Mukadimah Semak Tadabburan edisi ke-22 (16 Mei 2019)
Alkisah dahulu di tanah Jawa ada seorang murid yang sangat tawadlu kepada kiai. Suatu ketika sang murid diperintah kiai untuk mengantarkan surat kepada seorang syekh di negeri Yaman. Sang kiai hanya menyampaikan pokoknya jalan saja ke barat dengan membaca “Ya Hayyu Ya Qayyum”, nanti pasti sampai.
Dengan keyakinan penuh atas perintah kiainya itu, berangkatlah sang murid. Sepanjang perjalanan ia melafalkan “Ya kayuku ya kayumu” sesuai yang ia dengar dan kemampuan lidah jawanya. Ajaib bukan main, tak sampai satu malam, sebelum subuh ia sampai di alamat yang dituju, dengan tanpa sadar menyebrang lautan seperti berjalan di tanah datar.
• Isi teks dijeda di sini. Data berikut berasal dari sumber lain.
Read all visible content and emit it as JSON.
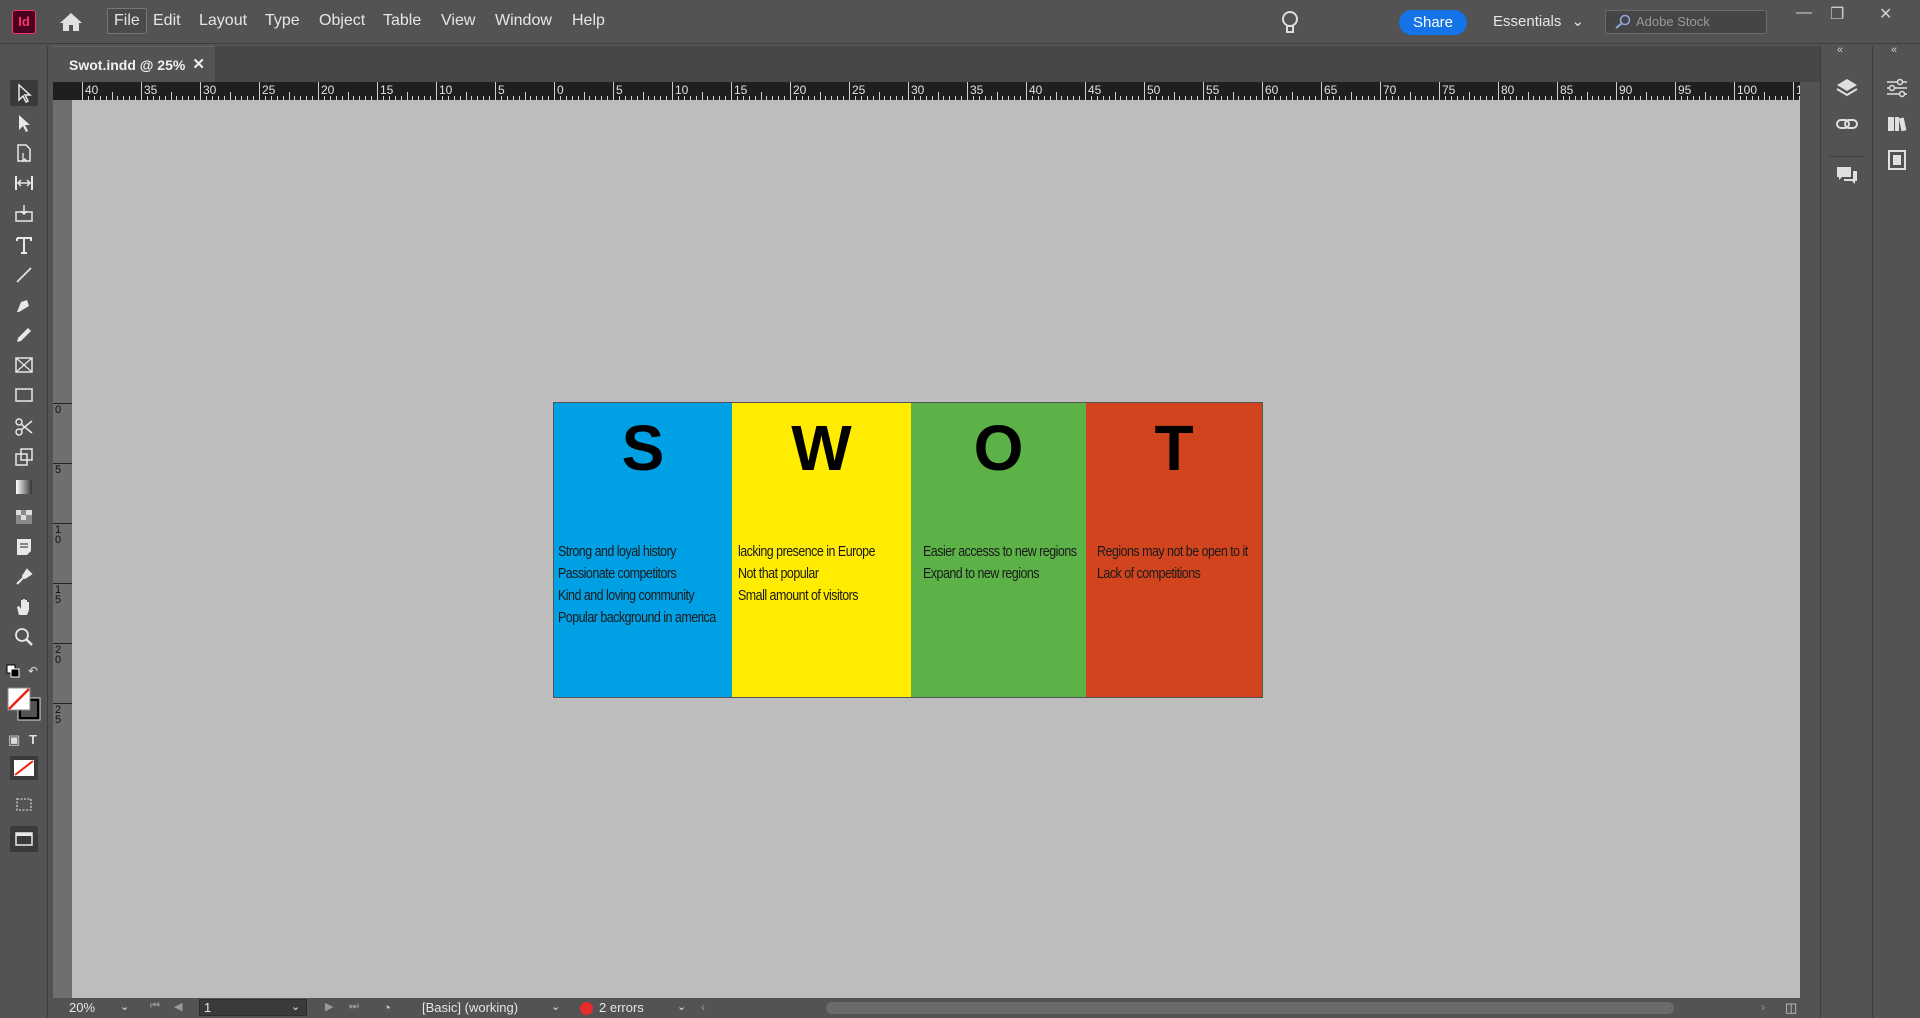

Saya tidak akan bercerita sampai akhir kisah tersebut, karena sebagian dari anda mungkin saja sudah pernah mendengarnya. Saya hanya menggaris bawahi lafal “Hayyu-Qayyum” dengan kata “kayu” di Jawa ternyata memiliki kesepadanan. Hayyu yang bermakna hidup dan Qayyum yang bermakna penghidupan, hampir ekuivalen dengan sifat kayu. Di mana kayu adalah bagian penyangga dari pohon sebagai lambang kehidupan.
Kayu sebagai kehidupan juga tersirat di kisah hikmah Kanjeng Sunan Kalijaga ketika membuat salah satu tiang Masjid Demak menggunakan tatal jati. Konon kala itu, beliau -tidak sengaja- menebas leher seekor orong-orong dengan parang yang digunakan. Sehingga langsung memohon ampun kepada Allah, kemudian menyambung kepala dan badan si hewan dengan serpihan tatal. Akhirnya, mahluk tersebut hidup kembali.
Terlepas bahwa jati adalah kayu yang identik dengan properti Jawa. Pohon ini menambah banyak makna pada kisah “orong-orong”. Misalnya untuk menyatukan akal dan hati dibutuhkan kesejatian serta keteguhan, seperti halnya kekuatan dan ketahanan jati. Sehingga kayu ini digunakan sebagai kosakata khusus untuk menggambarkan keaslian, kemurnian, kesejatian segala sesuatu.
Sebagaimana ilmu padi -semakin tua kian menunduk-, jati semakin tua kayunya tambah berkualias. Ia tumbuh perlahan namun pasti. Mampu bertahan di lahan tandus dengan kemarau panjang. Bahkan, yang tumbuh di tanah lebih gersang akan lebih kokoh dari pada lainnya.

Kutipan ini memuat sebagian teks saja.